I woke up this morning and saw this when looking at the surface winds in the actic — admittedly an obscure for a person who lives at 28o north latitude to do.
That looked like a pretty big storm, and as I went to research it I found the fodder for my title, since this storm seems a little early. The general consensus is that it is too early for a major cyclone to do much damage to the ice. But the penultimate paragraph hold a bit of warning:
Storm or no, it’s been a weird, bad year for Arctic sea ice so far. After limping along all winter, Bering sea ice was basically gone by May, months ahead of schedule. Even before this storm, sea ice around Svalbard was looking more like it should in September. Overall, Arctic sea ice extent for May was at its second-lowest on record, according to the National Snow and Ice Data Center’s latest monthly sea ice report released on June 6.
In some ways the weather patterns in the arctic seem to have had the same advance for some of the things I even see shifting here in Florida. I have two non-native trees in the back yard that used to take until mid May to have leaves; one of them starts to leave in early March now. The arctic has warmed up twice as fast as the rest of the globe.

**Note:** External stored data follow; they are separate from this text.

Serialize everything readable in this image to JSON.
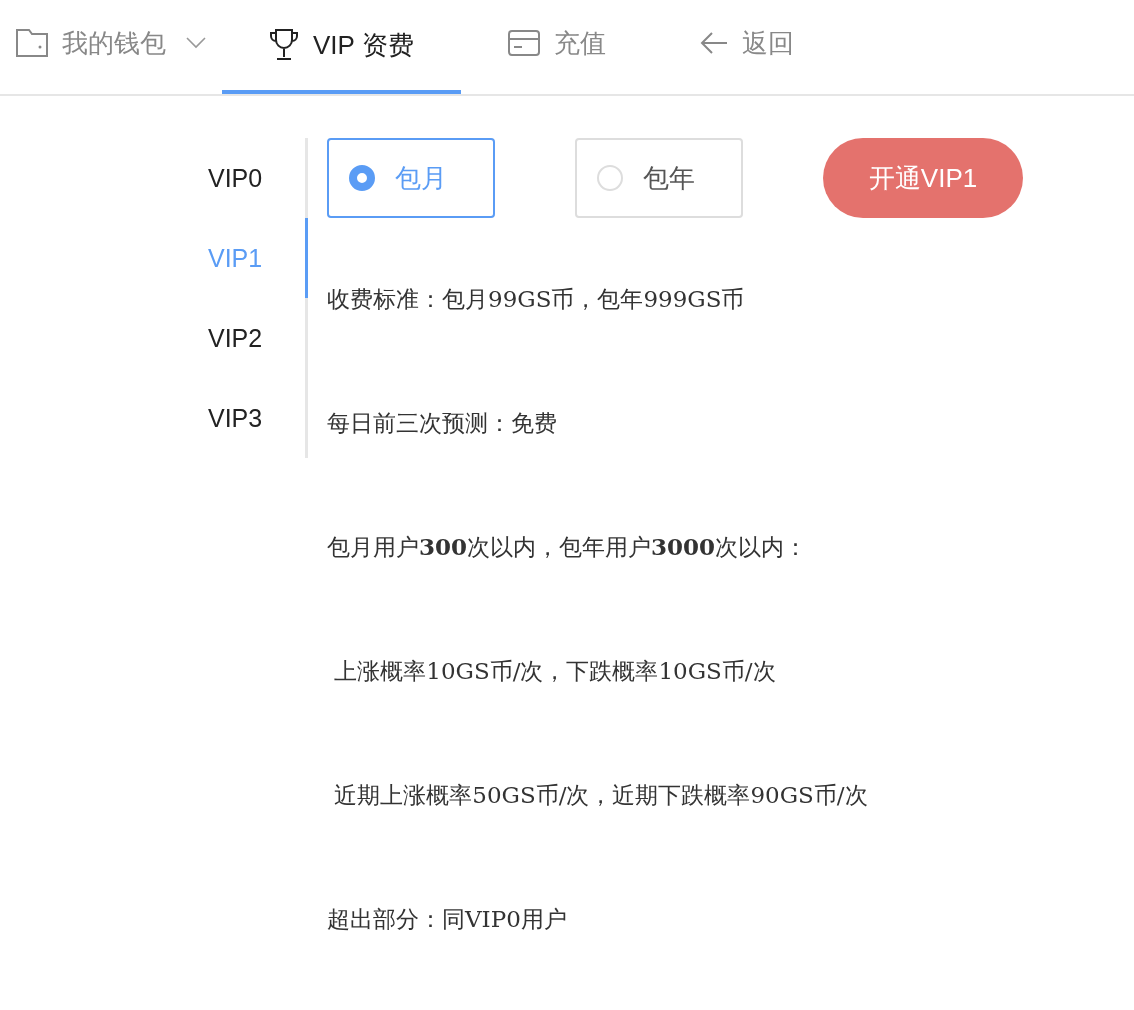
{
  "tabs": [
    {
      "kind": "wallet",
      "label": "我的钱包",
      "dropdown": true,
      "selected": false
    },
    {
      "kind": "trophy",
      "label": "VIP 资费",
      "dropdown": false,
      "selected": true
    },
    {
      "kind": "card",
      "label": "充值",
      "dropdown": false,
      "selected": false
    },
    {
      "kind": "back",
      "label": "返回",
      "dropdown": false,
      "selected": false
    }
  ],
  "levels": [
    {
      "label": "VIP0",
      "selected": false
    },
    {
      "label": "VIP1",
      "selected": true
    },
    {
      "label": "VIP2",
      "selected": false
    },
    {
      "label": "VIP3",
      "selected": false
    }
  ],
  "plans": [
    {
      "label": "包月",
      "selected": true
    },
    {
      "label": "包年",
      "selected": false
    }
  ],
  "open_button": "开通VIP1",
  "lines": [
    "收费标准：包月99GS币，包年999GS币",
    "每日前三次预测：免费",
    "包月用户**300**次以内，包年用户**3000**次以内：",
    " 上涨概率10GS币/次，下跌概率10GS币/次",
    " 近期上涨概率50GS币/次，近期下跌概率90GS币/次",
    "超出部分：同VIP0用户"
  ]
}
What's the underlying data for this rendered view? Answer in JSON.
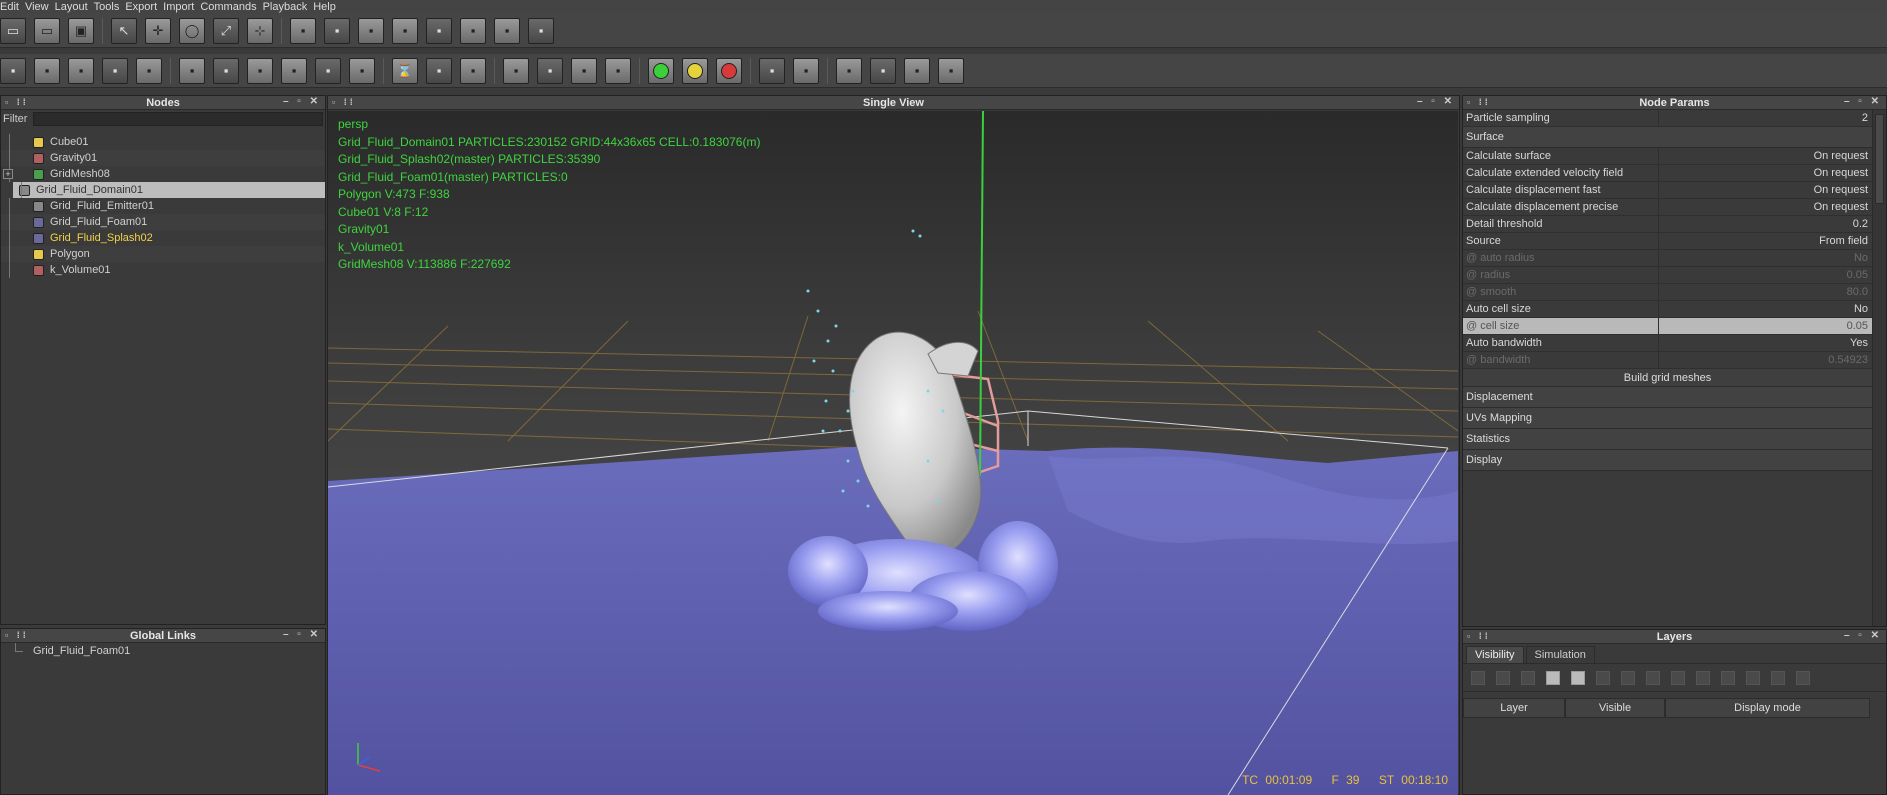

Nothing in nature is “monotonic” — a fancy math term for “always trending in the same way”. Also nothing in nature is really “linear” — the simple straight line relationships that we are taught in science and engineer up to grad school, when they tell you “well, that stuff was good practice...”. Maybe not that bad…I lurk over at the Arctic Sea Ice forum (DK member Fish Out of Water often contributes there), and the over winter condition of the ice was no secret. Contrary to what many think (especially “conservatives”) the people who contribute and read these discussions are not hoping for a catastrophic drop in ice — just aware that it could happen really just about any time.
So far this season,from my causal reading, it seems that “melt-ponding” is more noticeable than the previous several years. This is the melting of snow that covers the sea ice (a distinction that many, especially in my adopted home in Florida, find hard to grasp) and makes transient ponds that soften the underlying ice and perhaps make it more susceptible to melting later in the summer.
So the ice had a pretty interesting (read: difficult) winter, and there are large areas of very young ice. The older the ice gets, the thicker it gets, so this new ice is pretty thin. The dismissal of the effect of this storm is a little premature in my opinion. If the ice conditions resemble those of 20 years ago? Yeah, sure - a June storm wouldn't affect all the 3-5 year old ice out there much. But now a lot of that area is covered by thinner 1-3 year old ice...not only thinner, but probably more flexible and prone to flex in the wind.
Ah whatever — it's a grand experiment without a control. We only depend on the planet to survive. No biggie folks!/s
As for the “somewhat alarmist sounding article” I grabbed the story picture, it does serve to illustrate that this past winter was the 3rd one in a row where winter “wasn’t quite right”, so no matter what type of weather happens north of 75oN, the ice is not going to fare well.